Le bon vieux temps des militaires est-il de retour?
Là, je vous parle d’un temps que les moins de 20 ans… Avec cette anecdote: en 1974, l’auteur de ces lignes s’embarque en voyage de noces (!) à Ancona. Destination la Grèce. Quelques jours plus tard, le jeune couple rentre en bateau. In extremis. La nuit même du départ, les colonels prennent le pouvoir à Athènes. Toutes les communications maritimes sont brutalement interrompues…
Pour les personnes de ma génération, les régimes militaires faisaient hélas partie du quotidien. A des degrés divers, selon que l’on vivait en Europe occidentale, en Amérique du nord ou ailleurs, là où le climat était beaucoup moins clément. Au Brésil, au Chili en Uruguay ou en Argentine, les résistants risquaient l’arrestation et la mort. La situation n’était pas plus enviable en Europe orientale: Pologne – état de siège décrété par le général Jaruzelski en 1981 -, Tchécoslovaquie – invasion par les troupes du Pacte de Varsovie en 1968 -, Hongrie – révolution mâtée par les Soviétiques en 1956…
Baignant dans l’opulence des Trente Glorieuses, l’Occident épargné par la guerre civile se donnait bonne conscience en manifestant son indignation par des gestes mesurés, peu susceptibles de remettre en question sa stabilité. Molles désapprobations officielles, accueil de réfugiés ou comptines plus ou moins engagées ânonnées par des chanteurs plus ou moins sincères dans les meetings populaires témoignaient d’une dérisoire solidarité mâtinée d’ambiguïté. Politiquement le monde était divisé en deux, une bipolarité malsaine conditionnée par l’idéologie. Communisme et capitalisme, pendants d’un même vice, le matérialisme aux ordres de la science des Lumières.

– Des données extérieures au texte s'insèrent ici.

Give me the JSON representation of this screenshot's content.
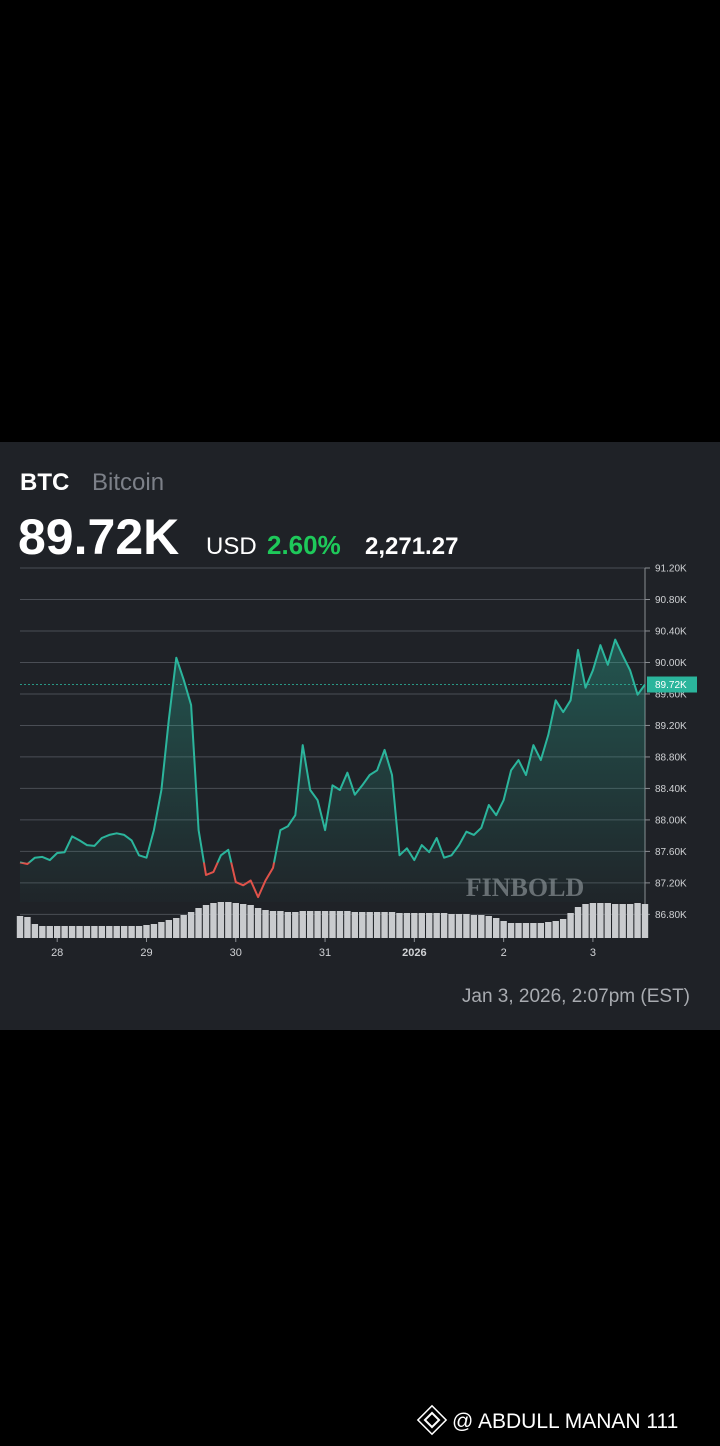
{
  "header": {
    "symbol": "BTC",
    "name": "Bitcoin",
    "price": "89.72K",
    "currency": "USD",
    "change_percent": "2.60%",
    "change_value": "2,271.27"
  },
  "chart_data": {
    "type": "line",
    "series": [
      {
        "name": "BTC",
        "color": "#2bb59c",
        "down_color": "#e0524a",
        "values": [
          87.46,
          87.44,
          87.52,
          87.53,
          87.49,
          87.58,
          87.59,
          87.79,
          87.74,
          87.68,
          87.67,
          87.77,
          87.81,
          87.83,
          87.81,
          87.74,
          87.55,
          87.52,
          87.87,
          88.38,
          89.27,
          90.06,
          89.78,
          89.46,
          87.87,
          87.3,
          87.34,
          87.55,
          87.62,
          87.21,
          87.17,
          87.23,
          87.02,
          87.23,
          87.39,
          87.87,
          87.92,
          88.06,
          88.95,
          88.38,
          88.25,
          87.87,
          88.44,
          88.38,
          88.6,
          88.32,
          88.44,
          88.57,
          88.63,
          88.89,
          88.57,
          87.55,
          87.64,
          87.49,
          87.68,
          87.59,
          87.77,
          87.52,
          87.55,
          87.68,
          87.85,
          87.81,
          87.9,
          88.19,
          88.06,
          88.25,
          88.63,
          88.76,
          88.57,
          88.95,
          88.76,
          89.08,
          89.52,
          89.37,
          89.52,
          90.16,
          89.68,
          89.9,
          90.22,
          89.97,
          90.29,
          90.09,
          89.9,
          89.59,
          89.72
        ]
      }
    ],
    "volume": {
      "color": "#c9cbce",
      "values": [
        22,
        21,
        14,
        12,
        12,
        12,
        12,
        12,
        12,
        12,
        12,
        12,
        12,
        12,
        12,
        12,
        12,
        13,
        14,
        16,
        18,
        20,
        23,
        26,
        30,
        33,
        35,
        36,
        36,
        35,
        34,
        33,
        30,
        28,
        27,
        27,
        26,
        26,
        27,
        27,
        27,
        27,
        27,
        27,
        27,
        26,
        26,
        26,
        26,
        26,
        26,
        25,
        25,
        25,
        25,
        25,
        25,
        25,
        24,
        24,
        24,
        23,
        23,
        22,
        20,
        17,
        15,
        15,
        15,
        15,
        15,
        16,
        17,
        19,
        25,
        31,
        34,
        35,
        35,
        35,
        34,
        34,
        34,
        35,
        34
      ]
    },
    "xlim": [
      0,
      84
    ],
    "xticks": [
      {
        "value": 5,
        "label": "28"
      },
      {
        "value": 17,
        "label": "29"
      },
      {
        "value": 29,
        "label": "30"
      },
      {
        "value": 41,
        "label": "31"
      },
      {
        "value": 53,
        "label": "2026"
      },
      {
        "value": 65,
        "label": "2"
      },
      {
        "value": 77,
        "label": "3"
      }
    ],
    "ylim": [
      86.5,
      91.2
    ],
    "yticks": [
      {
        "value": 91.2,
        "label": "91.20K"
      },
      {
        "value": 90.8,
        "label": "90.80K"
      },
      {
        "value": 90.4,
        "label": "90.40K"
      },
      {
        "value": 90.0,
        "label": "90.00K"
      },
      {
        "value": 89.6,
        "label": "89.60K"
      },
      {
        "value": 89.2,
        "label": "89.20K"
      },
      {
        "value": 88.8,
        "label": "88.80K"
      },
      {
        "value": 88.4,
        "label": "88.40K"
      },
      {
        "value": 88.0,
        "label": "88.00K"
      },
      {
        "value": 87.6,
        "label": "87.60K"
      },
      {
        "value": 87.2,
        "label": "87.20K"
      },
      {
        "value": 86.8,
        "label": "86.80K"
      }
    ],
    "last_price": {
      "value": 89.72,
      "label": "89.72K"
    },
    "grid": true,
    "watermark": "FINBOLD"
  },
  "timestamp": "Jan 3, 2026, 2:07pm (EST)",
  "footer": {
    "credit": "@ ABDULL MANAN 111"
  }
}
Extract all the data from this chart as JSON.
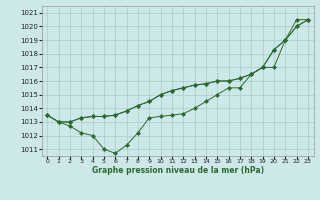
{
  "title": "Graphe pression niveau de la mer (hPa)",
  "bg_color": "#cce8e8",
  "grid_color": "#aacccc",
  "line_color": "#2d6a2d",
  "xlim": [
    -0.5,
    23.5
  ],
  "ylim": [
    1010.5,
    1021.5
  ],
  "yticks": [
    1011,
    1012,
    1013,
    1014,
    1015,
    1016,
    1017,
    1018,
    1019,
    1020,
    1021
  ],
  "xticks": [
    0,
    1,
    2,
    3,
    4,
    5,
    6,
    7,
    8,
    9,
    10,
    11,
    12,
    13,
    14,
    15,
    16,
    17,
    18,
    19,
    20,
    21,
    22,
    23
  ],
  "line1": [
    1013.5,
    1013.0,
    1012.7,
    1012.2,
    1012.0,
    1011.0,
    1010.7,
    1011.3,
    1012.2,
    1013.3,
    1013.4,
    1013.5,
    1013.6,
    1014.0,
    1014.5,
    1015.0,
    1015.5,
    1015.5,
    1016.5,
    1017.0,
    1017.0,
    1019.0,
    1020.0,
    1020.5
  ],
  "line2": [
    1013.5,
    1013.0,
    1013.0,
    1013.3,
    1013.4,
    1013.4,
    1013.5,
    1013.8,
    1014.2,
    1014.5,
    1015.0,
    1015.3,
    1015.5,
    1015.7,
    1015.8,
    1016.0,
    1016.0,
    1016.2,
    1016.5,
    1017.0,
    1018.3,
    1019.0,
    1020.0,
    1020.5
  ],
  "line3": [
    1013.5,
    1013.0,
    1013.0,
    1013.3,
    1013.4,
    1013.4,
    1013.5,
    1013.8,
    1014.2,
    1014.5,
    1015.0,
    1015.3,
    1015.5,
    1015.7,
    1015.8,
    1016.0,
    1016.0,
    1016.2,
    1016.5,
    1017.0,
    1018.3,
    1019.0,
    1020.5,
    1020.5
  ],
  "figsize": [
    3.2,
    2.0
  ],
  "dpi": 100
}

En s’effondrant en 1989, le mur n’a pas seulement brisé les glaces de la guerre froide. Il a rendu obsolètes la plupart des régimes autoritaires, vite remplacés par des démocraties de façade. Le consumérisme insufflé à la hâte à grands coups d’injections intra-veineuses dans des corps éprouvés par des décennies de privations entretenait l’illusion de la paix universelle. Francis Fukuyama touillait sa salade, la fin de l’histoire.
Du coup, les galons disparaissaient du quotidien vestimentaire, remplacés sur les écrans par des dircoms en jeans au sourire amène, propagandistes d’un pouvoir militaro-industriel néo-libéral sous couvert d’échanges tous azimuts. La même philosophie incitait les adeptes de la mondialisation à intégrer la Chine dans l’Organisation mondiale du commerce dans l’espoir très peu secret que Pékin largue son communisme, voeu parfaitement pieux jamais exaucé. Et que je te visionne un Star Wars par ci et que je t’installe une applique Pokémon par là, tout le monde il est tellement beau, tout le monde il est tellement gentil.
A l’ère des réseaux sociaux où il convient de soigner son image, étaler le côté sale de la guerre, cela ne se fait pas. Des soldats au combat, cela ne se montre pas. D’ailleurs les drones ne tuent-ils pas proprement? A ce jeu de cache-cache et de fausse pruderie, un seul pays fait encore tache, la Corée du Nord. Elle doit bien être l’unique endroit où les képis ont encore les honneurs du zoom dans les prises de vue des caméras de la télévision.
Ailleurs les généraux restent dans l’ombre au point que l’on ignore jusqu’à leurs noms! Un phénomène qui vaut tant pour les démocraties occidentales que pour la Russie, le Venezuela, la Turquie, voire l’Egypte où le général Sissi, seul chef d’Etat à oser s’afficher avec ses épaulettes, porte cravate et veste en popeline quand il rend visite à François Hollande. Et je ne parle pas de la Suisse qui n’a plus eu de général depuis Henri Guisan. Qui saurait me dire comment s’appellent les commandants de corps helvétiques – en période de conflit, le gouvernement choisit le général au sein de ce quarteron d’élite -, pour autant qu’il y en ait encore?
Pour autant la grande muette n’a pas disparu des écrans radar. La France envoie ses troupes en Afrique pour protéger ses mines d’uranium et introduit l’état d’urgence sur son territoire. Nul ne sait combien de temps seront maintenues ces mesures exceptionnelles de sécurité couplées à des pouvoirs non moins exceptionnels accordés à la police et à l’armée. Au vu des événements, elles ne semblent pas près d’être abolies. Comble de l’ironie, le président des Françaises et des Français avait annoncé sa levée le jour même de l’attentat de Nice. Etait-il optimiste à ce point? Ou plutôt avait-il été bien informé par ses services de renseignement? A moins que ce ne fût un coup cynique, ce que nous n’osons croire.